SİSTEM İFLASINI SERGİLEDİ

Koronavirüs, kapitalist modernitenin iflasını sergiledi. Şimdi demokratik ve sosyalist modernitenin savunucuları daha güçlü biçimde sahne almalı. Doğayla uyumlu, toplumsal, planlı, üretken ve cinsiyet eşitlikçi yeni bir ekonominin zamanı gelmiş de geçmektedir. Kar hırsı bütün gezegeni yok etmeden toplum için üretime geçilmelidir.

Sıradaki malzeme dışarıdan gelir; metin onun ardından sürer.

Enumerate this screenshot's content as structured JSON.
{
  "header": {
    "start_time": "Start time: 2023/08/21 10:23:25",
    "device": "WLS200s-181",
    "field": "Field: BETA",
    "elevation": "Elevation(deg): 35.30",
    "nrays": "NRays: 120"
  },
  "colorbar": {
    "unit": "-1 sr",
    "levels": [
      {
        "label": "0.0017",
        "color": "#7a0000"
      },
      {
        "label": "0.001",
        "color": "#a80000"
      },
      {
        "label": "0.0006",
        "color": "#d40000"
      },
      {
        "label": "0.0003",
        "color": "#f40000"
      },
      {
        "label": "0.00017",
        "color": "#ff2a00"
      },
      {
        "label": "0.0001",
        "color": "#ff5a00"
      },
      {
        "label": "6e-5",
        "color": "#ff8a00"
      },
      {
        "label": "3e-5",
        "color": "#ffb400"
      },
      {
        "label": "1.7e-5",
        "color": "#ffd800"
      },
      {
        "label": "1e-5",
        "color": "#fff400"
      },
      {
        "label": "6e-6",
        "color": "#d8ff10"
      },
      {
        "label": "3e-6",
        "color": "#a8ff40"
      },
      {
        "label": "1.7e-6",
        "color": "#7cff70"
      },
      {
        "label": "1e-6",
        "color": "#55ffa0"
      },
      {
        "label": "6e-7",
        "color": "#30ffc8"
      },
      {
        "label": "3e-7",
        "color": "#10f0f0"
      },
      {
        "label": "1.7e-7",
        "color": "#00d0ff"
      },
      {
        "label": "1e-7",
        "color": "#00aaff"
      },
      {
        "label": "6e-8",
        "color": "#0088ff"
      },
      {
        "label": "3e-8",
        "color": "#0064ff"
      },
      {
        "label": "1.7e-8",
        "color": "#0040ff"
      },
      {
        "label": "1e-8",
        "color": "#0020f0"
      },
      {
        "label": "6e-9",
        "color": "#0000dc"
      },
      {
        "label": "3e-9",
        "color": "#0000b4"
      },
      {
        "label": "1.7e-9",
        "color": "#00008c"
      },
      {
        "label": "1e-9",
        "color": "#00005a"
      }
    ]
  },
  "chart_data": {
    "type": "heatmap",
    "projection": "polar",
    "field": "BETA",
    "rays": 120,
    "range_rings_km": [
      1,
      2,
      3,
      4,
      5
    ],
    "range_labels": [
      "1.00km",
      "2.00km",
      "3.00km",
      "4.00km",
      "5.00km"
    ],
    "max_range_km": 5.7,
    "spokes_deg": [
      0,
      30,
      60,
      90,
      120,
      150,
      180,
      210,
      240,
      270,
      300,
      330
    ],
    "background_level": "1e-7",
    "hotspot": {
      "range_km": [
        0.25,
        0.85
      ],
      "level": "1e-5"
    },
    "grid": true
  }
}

MÜCADELEYE HIZ KAZANDIRACAK

İşçilerin, köylülerin, kadınların üretim için ne kadar önemli olduğuna salgın sürecinde bir defa daha tanık olduk. Bütün değerleri üretiyorlar. Tarımda kendine yeterliliğin, gıda güvenliğinin ne kadar önemli olduğunu da gördük. Herkesin evlere kapanmasıyla kadınların ev içi emeğinin ne büyük bir değer ürettiği ne denli vazgeçilmez olduğu bir kez daha ortaya çıktı. Bütün bu değerleri yaratanların, salgın koşullarında korunmadığını, ücretli izne çıkartılmadığını, sosyal destek sağlanmadığını, can güvenliklerinin riske atıldığını, ev içi şiddetin tırmandığını da yaşadık. Bütün bunlar emekçilerin sınıf bilincinin gelişimine, kadınların cins bilincinin yükselmesine, birlik ve mücadelelerinin yükselmesine görülmedik bir hız kazandıracaktır.

KAPİTALİZME KARŞI DİRENİŞ

Sermaye doymak bilmez bir aç gözlülükle doğayı yağmalamaya, vergileri yükseltmeye, ücretleri düşürmeye başlayacak. Salgın öncesinde Şili’de, Lübnan’da, Irak’ta, Ekvator’da, Fransa’da ve pek çok başka ülkede gelişen halk isyanları, aslında emekçilerin yanıtını oluşturuyordu. Koronavirüs kapatmalarının açılmasıyla birlikte bu isyan dalgasının kaldığı yerden devam ettiğine ve halkların kapitalizme karşı direndiğine tanık olacağız. Meydanları dolduracak halklara öncülük edebilmek ise daha bugünden kapitalist modernitenin çok güçlü eleştirisini yapmaktan geçiyor.”